Giovanni Bloisi, la sua bici con l’anima e la vera impresa: «La memoria va tramandata, anche pedalando»
La bicicletta è un simbolo della pace, «aiuta a pensare e ti insegna a volere un mondo migliore». Le strade in salita non fanno paura, l’indifferenza sì per questo con la sua sensibilità Bloisi è diventato il ciclista della memoria
I binari di Birkenau, li vedi e trafiggono il tuo cuore. Quei binari che entrano nel campo di sterminio sembrano non finire mai e ti raccontano tutto, migliaia di vite umiliate. E da quasi ottant’anni, lì, la malvagità umana è soffocata da un silenzio che non tace. Un silenzio che urla dentro le anime pure, come quella di Giovanni Bloisi che rivede quei binari nei suoi pensieri e piange oggi come dieci anni fa, quando li raggiunse in bicicletta: «E la bicicletta si fermò come un mulo che non voleva andare più avanti. Con i pedali che sentivo come macigni sotto i piedi che mi tremavano».

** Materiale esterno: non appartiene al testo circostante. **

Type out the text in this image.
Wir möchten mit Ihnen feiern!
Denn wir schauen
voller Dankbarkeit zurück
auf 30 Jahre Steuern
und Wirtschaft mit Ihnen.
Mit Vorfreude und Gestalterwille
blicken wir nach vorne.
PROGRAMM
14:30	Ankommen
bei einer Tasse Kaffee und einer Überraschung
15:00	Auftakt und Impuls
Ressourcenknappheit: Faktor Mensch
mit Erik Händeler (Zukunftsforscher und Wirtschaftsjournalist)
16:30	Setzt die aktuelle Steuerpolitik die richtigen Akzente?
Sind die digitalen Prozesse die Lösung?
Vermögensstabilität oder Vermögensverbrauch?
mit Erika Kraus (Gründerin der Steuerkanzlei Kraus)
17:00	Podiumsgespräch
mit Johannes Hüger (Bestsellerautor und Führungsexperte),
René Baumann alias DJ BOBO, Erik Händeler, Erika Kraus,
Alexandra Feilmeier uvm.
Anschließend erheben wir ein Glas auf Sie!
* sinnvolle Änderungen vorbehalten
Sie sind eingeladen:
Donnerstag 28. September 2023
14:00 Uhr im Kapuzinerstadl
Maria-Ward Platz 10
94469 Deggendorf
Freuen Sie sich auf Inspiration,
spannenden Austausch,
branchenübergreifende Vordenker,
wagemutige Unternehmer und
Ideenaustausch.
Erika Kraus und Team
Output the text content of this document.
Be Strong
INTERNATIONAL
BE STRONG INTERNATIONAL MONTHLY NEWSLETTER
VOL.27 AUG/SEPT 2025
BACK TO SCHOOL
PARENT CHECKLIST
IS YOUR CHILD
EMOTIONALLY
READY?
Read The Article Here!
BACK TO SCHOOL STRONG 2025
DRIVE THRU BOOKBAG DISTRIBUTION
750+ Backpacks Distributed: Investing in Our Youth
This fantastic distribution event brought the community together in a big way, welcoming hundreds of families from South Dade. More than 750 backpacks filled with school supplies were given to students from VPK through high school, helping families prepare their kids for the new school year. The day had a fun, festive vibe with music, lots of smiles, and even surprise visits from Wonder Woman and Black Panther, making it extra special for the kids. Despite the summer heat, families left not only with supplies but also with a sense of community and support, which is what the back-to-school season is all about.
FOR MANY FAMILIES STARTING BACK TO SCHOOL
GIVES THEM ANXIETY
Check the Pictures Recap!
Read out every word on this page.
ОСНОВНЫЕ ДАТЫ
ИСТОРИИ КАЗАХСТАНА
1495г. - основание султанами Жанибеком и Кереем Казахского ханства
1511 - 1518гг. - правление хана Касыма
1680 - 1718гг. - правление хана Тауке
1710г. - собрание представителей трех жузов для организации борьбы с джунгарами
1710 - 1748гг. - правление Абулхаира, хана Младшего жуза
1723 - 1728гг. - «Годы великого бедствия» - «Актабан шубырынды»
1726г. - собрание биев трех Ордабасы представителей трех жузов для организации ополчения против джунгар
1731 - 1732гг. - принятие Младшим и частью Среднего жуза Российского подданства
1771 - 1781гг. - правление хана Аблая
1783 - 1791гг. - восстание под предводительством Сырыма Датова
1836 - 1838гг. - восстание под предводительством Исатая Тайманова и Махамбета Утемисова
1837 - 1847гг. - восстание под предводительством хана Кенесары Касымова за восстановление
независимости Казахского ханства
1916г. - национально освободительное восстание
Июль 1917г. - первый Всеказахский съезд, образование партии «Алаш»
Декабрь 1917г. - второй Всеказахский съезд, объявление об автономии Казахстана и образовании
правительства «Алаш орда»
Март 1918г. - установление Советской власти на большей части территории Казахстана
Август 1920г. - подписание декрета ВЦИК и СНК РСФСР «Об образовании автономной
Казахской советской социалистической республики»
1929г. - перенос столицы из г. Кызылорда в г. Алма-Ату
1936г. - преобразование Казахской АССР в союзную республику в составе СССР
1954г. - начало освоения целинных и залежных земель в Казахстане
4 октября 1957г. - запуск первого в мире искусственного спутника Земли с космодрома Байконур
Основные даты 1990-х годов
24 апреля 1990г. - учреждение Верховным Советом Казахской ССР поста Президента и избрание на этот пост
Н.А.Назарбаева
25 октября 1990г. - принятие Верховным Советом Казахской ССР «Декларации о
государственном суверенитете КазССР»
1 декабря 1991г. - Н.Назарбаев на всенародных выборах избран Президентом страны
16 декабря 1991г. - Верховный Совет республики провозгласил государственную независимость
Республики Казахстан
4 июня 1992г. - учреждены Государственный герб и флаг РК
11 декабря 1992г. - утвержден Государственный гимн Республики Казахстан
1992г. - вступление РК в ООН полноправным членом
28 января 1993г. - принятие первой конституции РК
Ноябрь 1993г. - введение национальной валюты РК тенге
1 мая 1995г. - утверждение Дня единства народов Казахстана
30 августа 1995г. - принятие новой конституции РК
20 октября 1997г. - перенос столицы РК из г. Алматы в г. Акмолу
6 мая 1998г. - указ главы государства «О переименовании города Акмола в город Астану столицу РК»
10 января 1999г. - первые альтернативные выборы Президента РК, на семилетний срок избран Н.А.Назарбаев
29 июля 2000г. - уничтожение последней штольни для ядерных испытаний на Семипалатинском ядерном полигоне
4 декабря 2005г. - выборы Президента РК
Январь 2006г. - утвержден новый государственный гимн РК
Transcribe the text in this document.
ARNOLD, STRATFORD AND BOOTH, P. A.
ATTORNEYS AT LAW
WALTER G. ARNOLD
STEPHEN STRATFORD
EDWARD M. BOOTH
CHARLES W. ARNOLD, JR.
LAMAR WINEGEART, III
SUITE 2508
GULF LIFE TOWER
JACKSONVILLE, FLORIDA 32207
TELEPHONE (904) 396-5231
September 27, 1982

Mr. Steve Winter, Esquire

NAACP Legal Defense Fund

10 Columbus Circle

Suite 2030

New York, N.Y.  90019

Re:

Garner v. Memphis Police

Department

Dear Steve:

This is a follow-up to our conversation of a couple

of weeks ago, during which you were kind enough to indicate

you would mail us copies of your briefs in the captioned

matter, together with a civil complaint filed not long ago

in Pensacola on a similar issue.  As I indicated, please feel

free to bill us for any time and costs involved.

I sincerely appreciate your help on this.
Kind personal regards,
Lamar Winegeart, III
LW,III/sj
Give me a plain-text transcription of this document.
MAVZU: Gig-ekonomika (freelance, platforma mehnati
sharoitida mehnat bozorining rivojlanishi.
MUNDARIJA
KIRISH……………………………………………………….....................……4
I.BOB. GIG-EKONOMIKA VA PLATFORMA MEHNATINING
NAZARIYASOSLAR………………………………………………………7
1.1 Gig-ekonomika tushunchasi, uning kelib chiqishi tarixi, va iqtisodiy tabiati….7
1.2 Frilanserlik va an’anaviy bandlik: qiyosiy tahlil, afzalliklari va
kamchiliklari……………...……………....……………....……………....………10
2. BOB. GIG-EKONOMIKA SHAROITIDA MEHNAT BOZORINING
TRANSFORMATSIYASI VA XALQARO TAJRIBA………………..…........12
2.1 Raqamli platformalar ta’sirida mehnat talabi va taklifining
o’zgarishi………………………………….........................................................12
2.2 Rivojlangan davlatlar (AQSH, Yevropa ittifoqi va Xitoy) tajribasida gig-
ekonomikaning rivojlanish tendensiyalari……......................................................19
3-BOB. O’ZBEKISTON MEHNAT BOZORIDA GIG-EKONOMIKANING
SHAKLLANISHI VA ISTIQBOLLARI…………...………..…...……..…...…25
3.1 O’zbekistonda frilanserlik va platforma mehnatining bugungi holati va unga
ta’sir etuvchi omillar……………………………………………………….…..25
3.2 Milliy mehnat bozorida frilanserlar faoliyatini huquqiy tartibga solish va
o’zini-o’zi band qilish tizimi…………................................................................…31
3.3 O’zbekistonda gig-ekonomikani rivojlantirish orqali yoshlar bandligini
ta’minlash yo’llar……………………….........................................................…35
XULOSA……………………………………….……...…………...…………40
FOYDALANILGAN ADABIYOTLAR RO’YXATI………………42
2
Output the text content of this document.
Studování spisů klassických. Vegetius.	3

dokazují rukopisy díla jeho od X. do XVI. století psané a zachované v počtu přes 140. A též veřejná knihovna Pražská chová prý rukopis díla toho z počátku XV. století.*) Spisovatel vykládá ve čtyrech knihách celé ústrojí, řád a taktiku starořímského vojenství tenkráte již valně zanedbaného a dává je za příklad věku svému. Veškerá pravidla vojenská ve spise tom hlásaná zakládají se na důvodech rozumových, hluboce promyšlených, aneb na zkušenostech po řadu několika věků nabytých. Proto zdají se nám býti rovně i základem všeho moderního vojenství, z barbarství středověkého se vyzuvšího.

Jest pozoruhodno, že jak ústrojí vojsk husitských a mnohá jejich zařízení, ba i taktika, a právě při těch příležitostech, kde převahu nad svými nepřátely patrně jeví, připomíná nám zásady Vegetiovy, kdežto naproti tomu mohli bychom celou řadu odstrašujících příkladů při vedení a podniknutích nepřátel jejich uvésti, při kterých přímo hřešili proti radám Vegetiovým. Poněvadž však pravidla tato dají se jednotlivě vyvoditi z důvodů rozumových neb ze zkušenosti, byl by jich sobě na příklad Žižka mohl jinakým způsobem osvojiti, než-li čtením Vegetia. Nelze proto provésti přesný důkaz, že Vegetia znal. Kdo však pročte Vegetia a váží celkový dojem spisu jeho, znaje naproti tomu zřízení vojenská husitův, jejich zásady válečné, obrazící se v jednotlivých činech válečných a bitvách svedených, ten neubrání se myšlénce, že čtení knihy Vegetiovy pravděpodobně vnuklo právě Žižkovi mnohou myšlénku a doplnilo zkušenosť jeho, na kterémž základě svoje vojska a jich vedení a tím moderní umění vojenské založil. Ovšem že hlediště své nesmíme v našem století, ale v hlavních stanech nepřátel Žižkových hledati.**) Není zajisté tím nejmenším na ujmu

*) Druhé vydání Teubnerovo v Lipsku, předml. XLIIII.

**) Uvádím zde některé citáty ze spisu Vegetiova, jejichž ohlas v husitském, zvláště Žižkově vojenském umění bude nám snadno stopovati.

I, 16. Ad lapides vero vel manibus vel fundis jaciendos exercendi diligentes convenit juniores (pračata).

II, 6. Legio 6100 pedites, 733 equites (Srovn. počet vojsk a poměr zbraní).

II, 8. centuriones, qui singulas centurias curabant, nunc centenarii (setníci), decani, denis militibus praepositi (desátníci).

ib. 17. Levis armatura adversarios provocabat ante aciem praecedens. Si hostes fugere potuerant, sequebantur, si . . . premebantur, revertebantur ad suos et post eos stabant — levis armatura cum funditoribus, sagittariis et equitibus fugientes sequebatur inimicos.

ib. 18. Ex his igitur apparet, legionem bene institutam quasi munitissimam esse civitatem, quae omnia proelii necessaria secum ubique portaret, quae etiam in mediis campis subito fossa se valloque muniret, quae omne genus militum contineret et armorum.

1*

Compagna di avventure memorabili, è proprio il suo caso, «la mia bicicletta ha un’anima pura»: lui la vede così. «Come a Buchenwald, quando volli andare a visitare le stanze degli esperimenti del dottor Eisele, responsabile di esperimenti su cavie umane, tra i più atroci, che una mente sana non è nemmeno in grado di immaginare. Anche lì, a tre chilometri dalla meta, non andava più avanti».
Testa, gambe, pensieri, lacrime, cuore e una bicicletta con l’anima. Giovanni Bloisi s’interroga spesso sul senso del suo pedalare. È “il ciclista della memoria”, di lui si è parlato e scritto molto, «ma il problema, la questione cruciale è la memoria. Spesso la gente si sofferma sulla prestazione di un ciclista, ma non è questo il senso di quel che faccio. La memoria condivisa è la vera impresa».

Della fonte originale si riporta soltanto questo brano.